駆け抜けろ転校生

 転校生は、春夏冬、長い休みの後に来るものだと相場が決まっている。

 だからどちらかというと、最初はワクワクよりも驚きの方が大きかった。


「始めまして。小泉こいずみ帆楼ほろうです。父の仕事の都合で、しばらくの間お世話になります」


 深々とお辞儀。合わせて揺れる、前髪ぱっつん後ろはショートの黒髪。あのツヤとさらさら度合い、時間をかけて丁寧に手入れしてる証拠だ。余所行きや上っ面のキャラ付けじゃなさそうね。


「いいなー、私らはテスト終わったばっかなのに」

「神楽坂、逆に考えてみろ。テスト期間中に転校生が来たら、お前らそれどころじゃなくなるだろ? 小泉さんには別でテストを受けてもらってる。差別はないから安心しろ」

「えー? 私だけ呼び捨てなのは差別じゃないのー?」

「ちゃんと公平に見てるぞ。全員に公平なテストの点を参考にな」


 まだテスト返ってきてないけど、どうやら今回もダメっぽい。次のときは学問の神様のとこにお参りしてこようかな。誰か知らないけど。


「席はあそこだ。廊下側の……祠堂くんの隣だな。みんな、仲良くしてやってくれ」


 テストの点を参考にするなら、祠堂じゃないとおかしいんじゃないの?

 そう言いそうになって、ギリギリで飲み込んだ。湖夏くんは目立つの好きじゃないもんね。


 湖夏くんの席は私の後ろ。

 隣を通ったときに、帆楼ちゃんが白い手袋をしていることに気がついた。白くてすべすべの手袋だ。ああいうの、漫画で見たことあるような気がする。お金持ちの家に住み込みで働いてるメイドがしてる感じのやつ。いくらぐらいするんだろ。


「わ、なにそれカワイイ! サラツヤの黒髪ばっか見てて気づかなかったわ」


 これは後で湖夏くんに聞いたんだけれど――くるりと半回転した彼女の横顔は、引きつっていた、らしい。苦手なものがはっきりしているからこその、経験則からくる不吉な予感。

 真っ白のシルクに包まれた、彼女の手に触れようとしたその時。


「やめて!!」


 聞き慣れない、想定外の声だった。

 誰の声か、一瞬迷った。聞こえた場所とか、聞き慣れない声の持ち主なんて一人しかいないとか、落ち着いて考えればすぐにわかるはずなのに。きっと、あまりにも第一印象と違いすぎたからだ。


「あ……ごめんなさい。つい、その……癖で」


 これこれ。きっと彼女なら、なにか失礼なことをしたときにこう繕うだろう、という反応。私のイメージする小泉こいずみ帆楼ほろうの人物像。


「や、こっちこそごめん。
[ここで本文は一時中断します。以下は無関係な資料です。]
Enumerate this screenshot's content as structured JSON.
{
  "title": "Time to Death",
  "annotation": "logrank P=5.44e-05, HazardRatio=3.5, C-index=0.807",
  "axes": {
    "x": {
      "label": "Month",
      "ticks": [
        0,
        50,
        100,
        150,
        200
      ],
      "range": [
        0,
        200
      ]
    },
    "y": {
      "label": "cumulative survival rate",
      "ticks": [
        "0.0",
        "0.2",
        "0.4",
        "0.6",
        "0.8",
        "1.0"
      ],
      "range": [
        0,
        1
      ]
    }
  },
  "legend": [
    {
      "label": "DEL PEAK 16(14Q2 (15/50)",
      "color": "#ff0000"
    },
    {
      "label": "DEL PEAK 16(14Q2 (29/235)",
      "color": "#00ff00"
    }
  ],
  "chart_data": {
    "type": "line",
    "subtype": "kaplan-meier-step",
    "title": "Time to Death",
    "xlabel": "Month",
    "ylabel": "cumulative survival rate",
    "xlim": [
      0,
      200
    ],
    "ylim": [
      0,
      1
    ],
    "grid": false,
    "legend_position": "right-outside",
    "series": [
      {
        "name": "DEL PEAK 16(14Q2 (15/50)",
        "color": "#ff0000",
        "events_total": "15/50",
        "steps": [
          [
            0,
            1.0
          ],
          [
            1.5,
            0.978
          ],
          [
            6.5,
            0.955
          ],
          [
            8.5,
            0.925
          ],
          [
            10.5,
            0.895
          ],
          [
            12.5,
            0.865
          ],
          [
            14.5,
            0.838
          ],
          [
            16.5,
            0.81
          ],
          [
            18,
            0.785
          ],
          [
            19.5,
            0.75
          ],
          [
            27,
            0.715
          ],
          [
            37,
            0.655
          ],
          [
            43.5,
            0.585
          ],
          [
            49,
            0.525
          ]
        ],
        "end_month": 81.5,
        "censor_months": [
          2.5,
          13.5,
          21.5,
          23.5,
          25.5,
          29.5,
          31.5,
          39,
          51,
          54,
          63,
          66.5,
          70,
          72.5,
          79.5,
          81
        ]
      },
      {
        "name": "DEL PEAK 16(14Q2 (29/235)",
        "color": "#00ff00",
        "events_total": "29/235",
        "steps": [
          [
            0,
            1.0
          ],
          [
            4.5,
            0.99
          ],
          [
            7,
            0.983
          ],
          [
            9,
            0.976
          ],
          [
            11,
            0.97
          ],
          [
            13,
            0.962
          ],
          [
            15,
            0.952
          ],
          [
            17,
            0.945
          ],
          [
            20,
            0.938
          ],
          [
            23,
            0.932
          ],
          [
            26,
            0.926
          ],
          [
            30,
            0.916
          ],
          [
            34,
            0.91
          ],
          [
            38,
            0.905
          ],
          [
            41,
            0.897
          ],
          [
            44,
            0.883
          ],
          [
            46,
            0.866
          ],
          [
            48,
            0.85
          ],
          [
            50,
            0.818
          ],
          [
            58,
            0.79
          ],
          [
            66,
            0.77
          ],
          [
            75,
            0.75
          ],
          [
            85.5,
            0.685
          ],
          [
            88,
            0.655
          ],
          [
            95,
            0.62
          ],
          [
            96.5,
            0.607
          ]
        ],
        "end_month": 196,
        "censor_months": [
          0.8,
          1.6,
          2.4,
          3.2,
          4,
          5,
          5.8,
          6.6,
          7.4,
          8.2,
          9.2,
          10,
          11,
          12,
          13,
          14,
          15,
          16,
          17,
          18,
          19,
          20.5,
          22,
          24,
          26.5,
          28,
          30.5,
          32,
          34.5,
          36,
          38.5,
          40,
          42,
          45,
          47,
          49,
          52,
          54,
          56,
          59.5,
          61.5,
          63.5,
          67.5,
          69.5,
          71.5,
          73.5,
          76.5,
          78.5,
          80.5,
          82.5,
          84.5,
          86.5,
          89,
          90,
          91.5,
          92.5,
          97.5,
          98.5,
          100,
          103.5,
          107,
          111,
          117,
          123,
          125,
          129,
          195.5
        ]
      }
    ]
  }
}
もしよかったら、なにがダメだったか教えてくんない? さっきのでなんとなく伝わってるかもしんないけど、私、並のバカよりよっぽどバカだからさ」


 人物像、なんて。初対面だぞ。会話もしたことないのに、どんな人間かなんてわかるはずないよね。付き合う前から一緒のクラスだった湖夏くんのこと、どれだけわかってなかったと思ってるんだ。


「万華鏡さん、あまり強要しないほうがいいと思います」


 意外にも、湖夏くんが会話に入ってきた。

 注目を浴びるのが苦手な彼、転校生の隣なんてツイてないなーって励まそうと思ってたのに。特に今は、静まり返った教室に声がよく通る。


「わかってるわかってる。初対面だし、話せないことの方が多いわよね」

「単純に、弱点を晒すことに対する心理的抵抗もありますが、それだけではありません」


 テスト勉強の時に知ったことだけど、湖夏くんは一度スイッチが入るとよく喋る。本当によく喋る。コミュニケーションのための会話は苦手だけど、校長先生みたいに一人で喋り続けるのは意外と得意だ。


「アレルギーを持つ学生が、制服の中に物を入れられ、パニック症状を起こして病院へ搬送された事例もあります。公にするリスクは小さくありません。悪意を持った……いえ、悪意ですらない、無知や無邪気に傷つけられることさえあるんです」


 少しだけ、いつもより張った声に聞こえた。

 ああ、そうか。これは私との雑談や情報共有のためだけじゃなくて、クラス全体への警告なんだ。


「ですから、落ち着いて、慎重に……ええと……礼儀を持って接しましょう」


 まるで”ワレモノ注意”みたい。湖夏くんも同じことを考えたのか、途中で言葉を選び直した。私からしたら細かいことだけど、そこに敏感なのが湖夏くんらしい。


「神楽坂さんと、えと。あ、祠堂さん、でしたっけ?」

「えっ? ……あ、は、はい! あれ、どこかでお会い……いえ、先生に呼ばれましたね、そういえば」

「ありがとうございます」


 さっき黒板の前で見たのと同じように、帆楼ちゃんは深々とお辞儀をして、にこりと笑った。


「強迫性障害です。後天の。モノに触ることに抵抗があって、とても怖いんです。不衛生な気がして」


 私達が止める間もなく、白い手袋に包まれた手のひらを天井に翳しながら、自分の弱点を流れるようにさらけ出していく。


「こうして手袋をしていても、なかなか安心できなくて、落ち着かないんですよね。なのでなにかあったときのために、消毒用のアルコールと替えの手袋を鞄に常備しています。椅子に座るのも好きではないので、よく空気椅子してるんですけど、おかげで足に筋肉がついてしまって。困っちゃいます」

「あー、あれ? ここ笑うとこ? バカだからわっかんねーや」

「笑ってもいいですけど、唾、飛ばさないでくださいね?」


 にこやかに笑いながら言われても困るんだけど。

 まあ、でも、帆楼ちゃんが楽しそうでよかった。


「ま、私達に任せなさい! 私と彼氏が力になるわ。できることなら何でも言いなさいよ!」

「……彼氏って、その……キス、とかするんですか?」


 思わず吹き出しそうになって、すんでのところで手で抑えた。なんだどうした急に。なんで私らは教室のど真ん中で転校生にセクハラを受けてるんだ。

 誤魔化したほうがいいやつ? と思ったけど、真っ赤になって固まってる相方を見れば、初対面でも一目瞭然。すんなり四字熟語が出てくるなんて、めっちゃ動揺してんな私。


「ま、まあ、そりゃ? いい年頃のカップルだし、ね?」

「で、ですよね……ごめんなさい……うう……」


 口と胸元を抑えて、帆楼ちゃんは後ろを向いた。


「…………あー。唇が直に触れるとかそういう」

「言わないでくださいぃ……想像しちゃいますからぁ……」



 波乱の幕開け。そう呼ぶに相応しい月曜日だった。でも湖夏くんがしっかり釘を差してくれたし、帆楼ちゃん自身も根っからの清楚っ子みたいだし、きっと上手くやっていけるだろう。


 その週の金曜日、帆楼ちゃんは私達の高校をたった5日で離れることになる。